A secretária Zélia, toda eufórica, corria de um lado pro outro arrumando os últimos detalhes.

-João, tu que és alto, me ajuda a colar esse feixe de bolas que está se soltando.

Bandeirinhas, balões coloridos e uma enorme faixa com os dizeres: “FELIZ ANIVERSÁRIO, CHEFE!”, enfeitavam a enorme sala. Com a ajuda de Ricardo, o garçom da empresa, Zélia havia retirado todos os documentos e objetos da mesa do chefe para colocar o enorme bolo de aniversário de cinquenta anos, além dos pratinhos de doces e salgados.

Roberto Gomes, o gerente de informática, conseguira com muita dificuldade um lugarzinho na mesa de reuniões e já fazia pose com o copo cheio do uísque caro que fora servido sem a permissão do aniversariante. Numa data tão especial ele provavelmente não se importaria.

-Zélia, você tem certeza que ele vai gostar? Perguntei preocupado, conhecendo bem o temperamento arredio do empresário para quem eu já trabalhava há oito anos. 

–Você sabe como ele é – respondeu ela – mas a minha intuição diz que assim que ele chegar aqui vai adorar. Não vejo a hora de ver a carinha de surpresa dele.

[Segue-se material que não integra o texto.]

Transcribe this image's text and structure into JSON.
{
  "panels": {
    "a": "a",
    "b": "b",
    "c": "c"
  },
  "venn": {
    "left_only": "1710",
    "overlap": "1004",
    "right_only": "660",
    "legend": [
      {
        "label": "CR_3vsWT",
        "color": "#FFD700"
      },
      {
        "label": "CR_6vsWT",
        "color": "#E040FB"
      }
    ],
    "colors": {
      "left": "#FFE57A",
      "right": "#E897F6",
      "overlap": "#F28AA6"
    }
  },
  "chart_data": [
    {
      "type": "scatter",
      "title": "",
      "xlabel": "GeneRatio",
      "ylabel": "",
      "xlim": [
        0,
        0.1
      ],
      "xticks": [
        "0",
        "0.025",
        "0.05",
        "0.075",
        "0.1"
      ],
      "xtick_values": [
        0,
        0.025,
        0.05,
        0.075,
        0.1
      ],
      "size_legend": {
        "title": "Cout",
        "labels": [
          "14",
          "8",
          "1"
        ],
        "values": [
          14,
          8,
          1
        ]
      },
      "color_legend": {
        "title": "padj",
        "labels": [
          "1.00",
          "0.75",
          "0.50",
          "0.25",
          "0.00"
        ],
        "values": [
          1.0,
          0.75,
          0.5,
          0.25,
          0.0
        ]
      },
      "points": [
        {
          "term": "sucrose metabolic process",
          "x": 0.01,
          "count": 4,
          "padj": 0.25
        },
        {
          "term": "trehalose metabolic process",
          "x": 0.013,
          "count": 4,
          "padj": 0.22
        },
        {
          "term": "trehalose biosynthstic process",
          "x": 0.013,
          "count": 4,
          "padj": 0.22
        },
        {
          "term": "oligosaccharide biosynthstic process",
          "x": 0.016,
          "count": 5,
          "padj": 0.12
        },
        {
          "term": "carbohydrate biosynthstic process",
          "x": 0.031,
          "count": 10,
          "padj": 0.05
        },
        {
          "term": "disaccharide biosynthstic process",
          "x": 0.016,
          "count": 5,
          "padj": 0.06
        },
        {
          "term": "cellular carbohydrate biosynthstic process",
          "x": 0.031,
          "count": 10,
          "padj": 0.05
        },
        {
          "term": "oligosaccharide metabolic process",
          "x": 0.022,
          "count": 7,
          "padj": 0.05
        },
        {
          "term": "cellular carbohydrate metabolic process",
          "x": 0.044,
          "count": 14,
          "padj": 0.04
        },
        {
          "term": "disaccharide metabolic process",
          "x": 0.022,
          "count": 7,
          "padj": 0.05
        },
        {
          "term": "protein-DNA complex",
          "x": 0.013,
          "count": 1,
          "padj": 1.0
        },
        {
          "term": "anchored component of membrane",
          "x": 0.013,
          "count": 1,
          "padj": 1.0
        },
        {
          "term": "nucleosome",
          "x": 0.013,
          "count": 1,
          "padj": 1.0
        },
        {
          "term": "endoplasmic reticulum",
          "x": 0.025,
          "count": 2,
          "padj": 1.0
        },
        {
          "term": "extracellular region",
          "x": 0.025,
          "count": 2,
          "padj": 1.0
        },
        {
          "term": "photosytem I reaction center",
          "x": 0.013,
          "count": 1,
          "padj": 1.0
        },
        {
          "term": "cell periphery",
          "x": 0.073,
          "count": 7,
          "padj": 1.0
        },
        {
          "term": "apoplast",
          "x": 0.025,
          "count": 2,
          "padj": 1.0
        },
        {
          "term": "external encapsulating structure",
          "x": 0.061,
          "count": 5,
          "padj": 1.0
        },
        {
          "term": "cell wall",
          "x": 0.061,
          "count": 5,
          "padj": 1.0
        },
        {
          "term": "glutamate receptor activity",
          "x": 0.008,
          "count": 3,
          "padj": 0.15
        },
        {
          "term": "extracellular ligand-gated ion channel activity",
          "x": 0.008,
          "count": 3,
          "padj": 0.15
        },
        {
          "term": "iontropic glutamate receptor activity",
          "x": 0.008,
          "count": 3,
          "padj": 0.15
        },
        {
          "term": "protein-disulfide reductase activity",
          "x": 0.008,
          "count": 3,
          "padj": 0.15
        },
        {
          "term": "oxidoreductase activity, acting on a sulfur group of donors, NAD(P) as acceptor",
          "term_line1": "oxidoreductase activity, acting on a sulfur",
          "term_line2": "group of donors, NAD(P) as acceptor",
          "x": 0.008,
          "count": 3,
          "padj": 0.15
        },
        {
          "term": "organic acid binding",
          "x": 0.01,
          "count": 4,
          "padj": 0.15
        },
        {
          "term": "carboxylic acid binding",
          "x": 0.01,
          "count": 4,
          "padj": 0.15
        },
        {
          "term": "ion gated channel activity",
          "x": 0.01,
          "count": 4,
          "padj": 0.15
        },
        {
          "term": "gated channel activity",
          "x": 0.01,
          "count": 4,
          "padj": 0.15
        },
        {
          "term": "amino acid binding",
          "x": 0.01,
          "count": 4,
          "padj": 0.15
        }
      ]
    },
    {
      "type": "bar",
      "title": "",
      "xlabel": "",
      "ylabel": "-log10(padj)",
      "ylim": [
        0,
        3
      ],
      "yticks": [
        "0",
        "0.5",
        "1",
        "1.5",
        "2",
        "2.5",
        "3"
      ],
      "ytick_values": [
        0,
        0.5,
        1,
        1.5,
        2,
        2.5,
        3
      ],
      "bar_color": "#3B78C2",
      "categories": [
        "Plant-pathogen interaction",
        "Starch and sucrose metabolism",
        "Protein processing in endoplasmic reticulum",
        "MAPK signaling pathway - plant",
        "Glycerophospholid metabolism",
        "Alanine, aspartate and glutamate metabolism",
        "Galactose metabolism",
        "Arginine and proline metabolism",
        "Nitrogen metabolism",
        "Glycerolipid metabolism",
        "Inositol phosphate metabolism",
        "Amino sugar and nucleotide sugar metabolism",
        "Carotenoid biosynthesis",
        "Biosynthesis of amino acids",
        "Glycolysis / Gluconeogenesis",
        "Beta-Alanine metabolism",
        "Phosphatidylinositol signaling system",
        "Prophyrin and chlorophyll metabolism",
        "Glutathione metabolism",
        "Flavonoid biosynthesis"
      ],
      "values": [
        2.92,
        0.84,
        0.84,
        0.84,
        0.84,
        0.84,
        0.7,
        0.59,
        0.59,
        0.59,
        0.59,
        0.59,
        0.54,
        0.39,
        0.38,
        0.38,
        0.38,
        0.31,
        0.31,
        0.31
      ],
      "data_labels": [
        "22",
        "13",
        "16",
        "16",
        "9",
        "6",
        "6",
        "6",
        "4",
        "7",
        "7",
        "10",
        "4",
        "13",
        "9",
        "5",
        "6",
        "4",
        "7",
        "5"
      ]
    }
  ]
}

Luiz Pezinho, como era carinhosamente chamado o funcionário da portaria, já estava preparado para interfonar tão logo a luxuosa Mercedes preta atravessasse o portão. 

Claro que ninguém havia trabalhado até as 09h30min quando o patrão chegou à empresa. Toca o interfone e uma Zélia ofegante avisa:

- Gente, o homem chegou, façam silêncio pra ele não desconfiar.

A porta se abre bruscamente e aquele sujeito com a cara amassada de quem dormiu mais que o necessário, entra abruptamente. .

“-Parabéns pra você, nesta data querida...” todos cantaram animados, acompanhados da velha bandinha do coreto.

O homem observa impaciente enquanto o grupo termina o coro de “É pique, é pique...”.

Seguiu-se um silêncio total até que a engenheira Lilian, percebendo o constrangimento, arrisca: “-Discurso, discurso...”.

Novo silêncio. O patrão baixa a cabeça e sem dizer uma palavra entra no banheiro da sua sala, deixando a porta entreaberta. De lá ouve-se o som líquido do jato de urina encontrando-se com a água do vaso. Do lado de fora, a plateia embasbacada aguardava durante os minutos que pareciam uma eternidade.

Ainda fechando o zíper da calça que havia sido tingida com alguns respingos do referido líquido, o aniversariante encara a plateia franzindo a testa e dispara energicamente:

- Muito obrigado, mas agora todos ao trabalho. Vamos, vamos, vamos pessoal. Vamos trabalhar!!!

Acho que foi nesse dia que descobri que sofro de claustrofobia, pois ainda sinto o desespero de ter ficado entalado naquela porta por onde todos queriam sair ao mesmo tempo.  A verdade é que todos queriam sumir dali, e como não era possível, o jeito foi disputar a porta de saída com a tuba do Ferreirinha e os demais “convidados”. Todos ao mesmo tempo.

No escritório, durante o expediente, não se falava em outra coisa. Uns diziam que ele ficou emocionado e por isso reagiu daquele jeito. Outros que ele não gostou de terem mexido na pequena imagem da santa Edwiges, protetora dos endividados que estava sobre a mesa. No entanto, Armandinho, o motorista particular, revelou que ele saiu furioso de casa porque a mulher havia esquecido o seu aniversário e ainda por cima não o acordou mais cedo. O fato é que todos ficaram arrasados. Mário, do departamento financeiro, teve uma crise de choro, foi preciso água com açúcar para acalmá-lo. 

Mais tarde o Departamento de Recursos Humanos divulgou uma tímida mensagem convidando a todos para uma pequena comemoração no final do expediente, cujo real objetivo, descobriu-se depois, era consumir os quitutes da frustrada festinha.

No dia seguinte o patrão viajou e só voltou quinze dias depois.

Moral da história: sempre desconfie da intuição de uma secretária eufórica.